On the brink of vacation

In the middle of the desert, in one of the most arid climates I have experienced, somehow I manage to get water everywhere. Washing dishes, I am constantly assaulted by puddles of water I have created improbably, near-impossibly where no water could logically appear unless someone actually intentionally dumped it there. But somehow, I have a unique skill for transporting large amounts of water to parts of the kitchen, nay, the whole apartment, even while I have not ventured there in the act of doing the dishes. Really, though, this could be a highly sought after skill! Consider, it costs nothing for me to transport almost a liter of water mysteriously from my kitchen sink to the middle of my living room (really!), imagine what I could do for African countries in drought! I'll consider this calling.

Aside from working on solving world drought issues, I've been mired in Mid-Semester Assessments, a set of surveys, classroom observations, and focus-group type activities intended to assess how teachers here teach and how they can improve.

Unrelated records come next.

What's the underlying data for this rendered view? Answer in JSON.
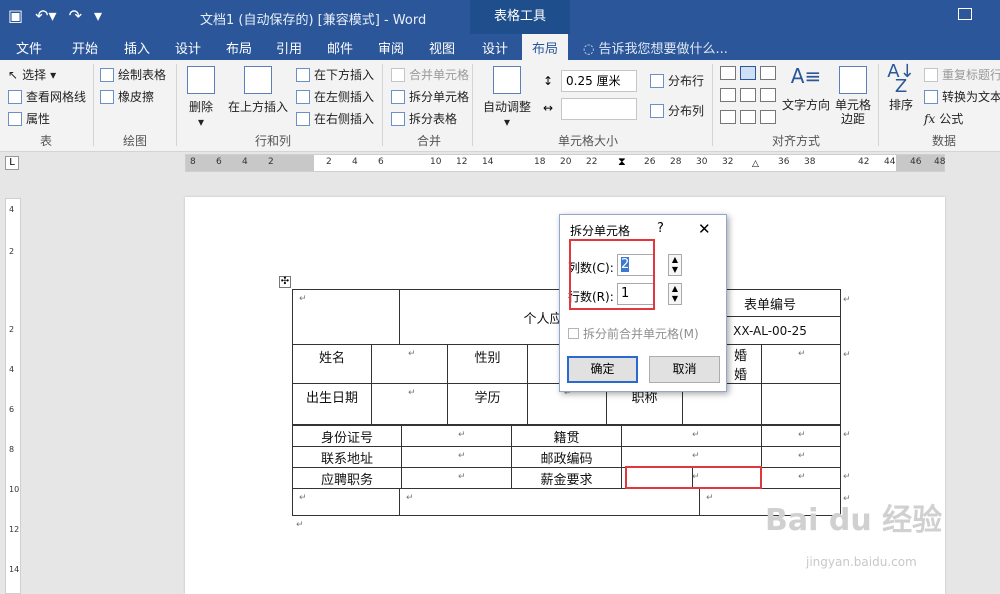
{
  "titlebar": {
    "save_icon": "save-icon",
    "undo_icon": "undo-icon",
    "redo_icon": "redo-icon",
    "customize_icon": "customize-qat-icon",
    "doc_title": "文档1 (自动保存的) [兼容模式] - Word",
    "context_tool": "表格工具"
  },
  "tabs": {
    "items": [
      "文件",
      "开始",
      "插入",
      "设计",
      "布局",
      "引用",
      "邮件",
      "审阅",
      "视图",
      "设计",
      "布局"
    ],
    "active": "布局",
    "search": "告诉我您想要做什么..."
  },
  "ribbon": {
    "table_group": {
      "select": "选择",
      "gridlines": "查看网格线",
      "properties": "属性",
      "label": "表"
    },
    "draw_group": {
      "draw_table": "绘制表格",
      "eraser": "橡皮擦",
      "label": "绘图"
    },
    "rows_cols_group": {
      "delete": "删除",
      "insert_above": "在上方插入",
      "insert_below": "在下方插入",
      "insert_left": "在左侧插入",
      "insert_right": "在右侧插入",
      "label": "行和列"
    },
    "merge_group": {
      "merge_cells": "合并单元格",
      "split_cells": "拆分单元格",
      "split_table": "拆分表格",
      "label": "合并"
    },
    "cell_size_group": {
      "autofit": "自动调整",
      "height": "0.25 厘米",
      "distribute_rows": "分布行",
      "distribute_cols": "分布列",
      "label": "单元格大小"
    },
    "align_group": {
      "text_direction": "文字方向",
      "cell_margins_1": "单元格",
      "cell_margins_2": "边距",
      "label": "对齐方式"
    },
    "data_group": {
      "sort": "排序",
      "repeat_header": "重复标题行",
      "convert": "转换为文本",
      "formula": "公式",
      "label": "数据"
    }
  },
  "ruler": {
    "corner": "L",
    "h_numbers": [
      "8",
      "6",
      "4",
      "2",
      "2",
      "4",
      "6",
      "10",
      "12",
      "14",
      "18",
      "20",
      "22",
      "26",
      "28",
      "30",
      "32",
      "36",
      "38",
      "42",
      "44",
      "46",
      "48"
    ],
    "v_numbers": [
      "4",
      "2",
      "2",
      "4",
      "6",
      "8",
      "10",
      "12",
      "14"
    ]
  },
  "table": {
    "row1": {
      "left": "",
      "middle": "个人应聘",
      "form_no_label": "表单编号",
      "form_no_value": "XX-AL-00-25"
    },
    "row3": {
      "name": "姓名",
      "gender": "性别",
      "marital_top": "婚",
      "marital_bottom": "婚"
    },
    "row4": {
      "birth": "出生日期",
      "education": "学历",
      "title": "职称"
    },
    "row5": {
      "id_no": "身份证号",
      "native": "籍贯"
    },
    "row6": {
      "address": "联系地址",
      "postcode": "邮政编码"
    },
    "row7": {
      "position": "应聘职务",
      "salary": "薪金要求"
    },
    "cell_mark": "↵"
  },
  "dialog": {
    "title": "拆分单元格",
    "help": "?",
    "close": "✕",
    "columns_label": "列数(C):",
    "columns_value": "2",
    "rows_label": "行数(R):",
    "rows_value": "1",
    "merge_before_label": "拆分前合并单元格(M)",
    "ok": "确定",
    "cancel": "取消"
  },
  "watermark": {
    "main": "Bai du 经验",
    "sub": "jingyan.baidu.com"
  },
  "colors": {
    "accent": "#2b579a",
    "highlight": "#e0383e"
  }
}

Peppered throughout this has also been myriad lectures, conferences, discussions, meetings, all focused on the central idea of teaching (broad as that is), but which have all coalesced to provide with a lens through which I have intensively and acutely examined University, not just at the classroom level, but also its structures, mechanisms, people, goals-- such a mass of information about the system as a whole as I have never had before in so quick and intense a spurt.

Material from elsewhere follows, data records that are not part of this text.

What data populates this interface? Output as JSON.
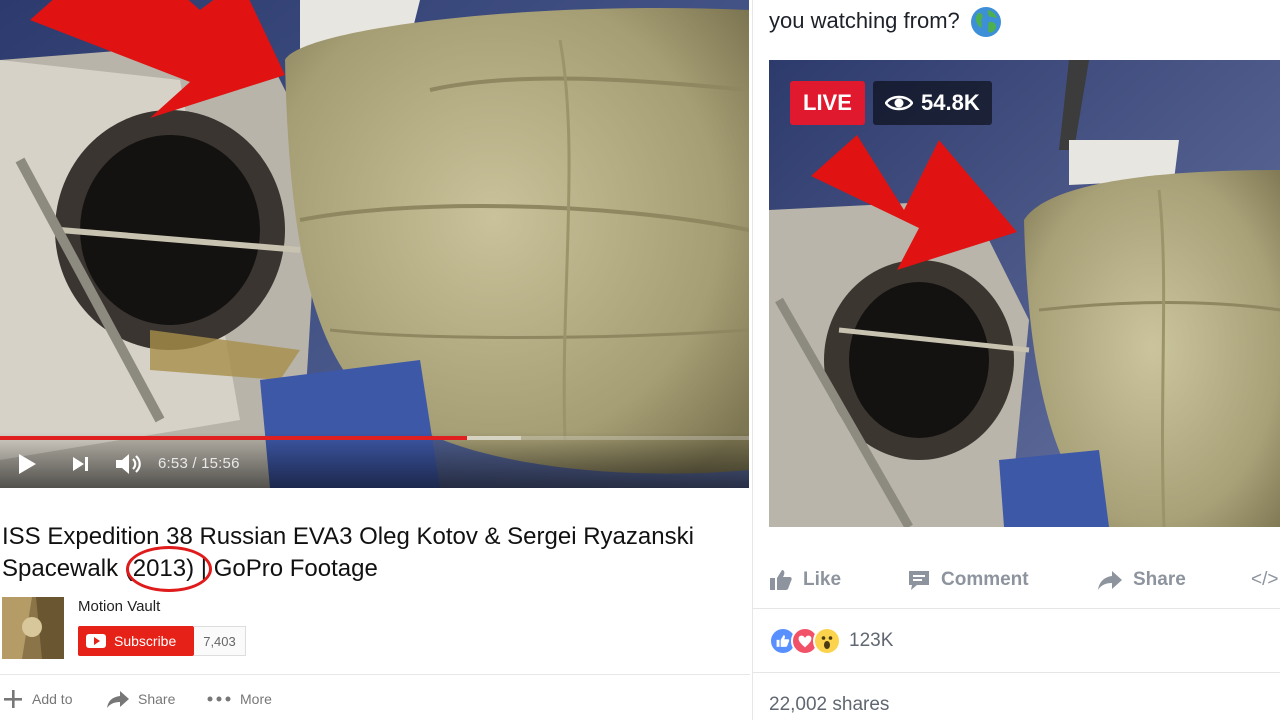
{
  "youtube": {
    "player": {
      "time_display": "6:53 / 15:56",
      "progress_fraction": 0.623,
      "buffer_fraction": 0.695
    },
    "title_before": "ISS Expedition 38 Russian EVA3 Oleg Kotov & Sergei Ryazanski Spacewalk ",
    "title_year": "(2013",
    "title_after": ") | GoPro Footage",
    "channel_name": "Motion Vault",
    "subscribe_label": "Subscribe",
    "subscriber_count": "7,403",
    "actions": {
      "add_to": "Add to",
      "share": "Share",
      "more": "More"
    }
  },
  "facebook": {
    "post_text": "you watching from?",
    "live_label": "LIVE",
    "viewer_count": "54.8K",
    "actions": {
      "like": "Like",
      "comment": "Comment",
      "share": "Share",
      "embed": "</>"
    },
    "reaction_count": "123K",
    "shares": "22,002 shares"
  },
  "colors": {
    "youtube_red": "#e62117",
    "progress_red": "#e02020",
    "annotation_red": "#e01b1b",
    "fb_live_red": "#e0192f",
    "fb_like_blue": "#5890ff",
    "fb_love_red": "#f25268",
    "fb_wow_yellow": "#fcd34d"
  }
}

I feel like I am holding between my two arms and balancing a brimming, dynamic, globe-shaped web of information (that is ever-swelling and might soon envelop me as it grows) into which I peer and glimpse the successes, failures, intentions, limitations, everything-- all the data points as they sit in infinite planes. In short, it's amazing and overwhelming. Now I need to figure out what to do with all this.

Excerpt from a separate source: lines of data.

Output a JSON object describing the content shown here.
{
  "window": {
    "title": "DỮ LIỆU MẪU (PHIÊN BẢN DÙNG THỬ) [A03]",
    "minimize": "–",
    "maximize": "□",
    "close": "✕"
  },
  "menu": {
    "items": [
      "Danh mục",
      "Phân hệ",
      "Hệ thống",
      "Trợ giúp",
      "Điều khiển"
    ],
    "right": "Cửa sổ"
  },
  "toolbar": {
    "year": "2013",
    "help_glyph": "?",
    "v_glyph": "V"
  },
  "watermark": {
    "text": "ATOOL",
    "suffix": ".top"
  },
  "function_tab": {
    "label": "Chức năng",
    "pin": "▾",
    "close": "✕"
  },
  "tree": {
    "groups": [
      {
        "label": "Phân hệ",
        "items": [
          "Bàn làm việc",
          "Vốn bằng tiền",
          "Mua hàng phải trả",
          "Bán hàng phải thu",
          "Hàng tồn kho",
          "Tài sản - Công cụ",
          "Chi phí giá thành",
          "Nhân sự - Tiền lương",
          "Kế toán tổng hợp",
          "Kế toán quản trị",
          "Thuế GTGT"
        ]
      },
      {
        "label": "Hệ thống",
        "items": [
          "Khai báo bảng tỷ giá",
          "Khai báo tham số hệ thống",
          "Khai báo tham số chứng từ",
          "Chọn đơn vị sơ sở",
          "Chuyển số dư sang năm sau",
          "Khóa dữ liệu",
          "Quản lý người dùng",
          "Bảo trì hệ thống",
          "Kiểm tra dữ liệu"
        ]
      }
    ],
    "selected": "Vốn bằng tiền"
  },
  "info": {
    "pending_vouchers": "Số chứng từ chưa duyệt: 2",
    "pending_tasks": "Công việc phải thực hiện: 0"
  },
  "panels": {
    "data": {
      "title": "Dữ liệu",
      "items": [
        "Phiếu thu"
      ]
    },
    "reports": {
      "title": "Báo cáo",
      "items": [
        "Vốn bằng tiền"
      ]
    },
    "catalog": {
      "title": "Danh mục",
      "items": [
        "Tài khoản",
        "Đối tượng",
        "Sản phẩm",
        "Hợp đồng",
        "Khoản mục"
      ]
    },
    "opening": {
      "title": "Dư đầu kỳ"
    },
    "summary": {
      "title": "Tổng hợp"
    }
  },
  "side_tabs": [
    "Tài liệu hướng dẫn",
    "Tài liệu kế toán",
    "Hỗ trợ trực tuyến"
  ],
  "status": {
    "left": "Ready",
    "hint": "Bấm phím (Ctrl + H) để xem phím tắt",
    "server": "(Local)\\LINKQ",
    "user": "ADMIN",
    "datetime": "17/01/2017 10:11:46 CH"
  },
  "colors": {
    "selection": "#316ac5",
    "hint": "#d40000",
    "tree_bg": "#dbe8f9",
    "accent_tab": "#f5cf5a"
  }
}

And now, I go on vacation to Luxor, a place I've always associated with the artifice and gilt plaster that is the city's namesake in Las Vegas (which displays a kind of human magnificence, not entirely estranged from that of the Ancients, perhaps. We still dream big.) I really have no idea what to actually expect though. This is the first really, thoroughly tourist endeavor I'm embarking on so far, and I'm very excited to just let go of the responsibilities of being settled somewhere, of having to know the right prices to pay for vegetables, of having to clean everything all the time (we just thoroughly scrubbed our apartment and it feels amaaaazing), of having to look like I know where I'm going all the time so I don't feel prey to curious eyes-- half of this battle is all in my head, all about wanting to fit in so I can get the same treatment as anyone else who lives here. But regardless, I'm ready to be open and excited about going somewhere I've never been to before, and it's wondrous.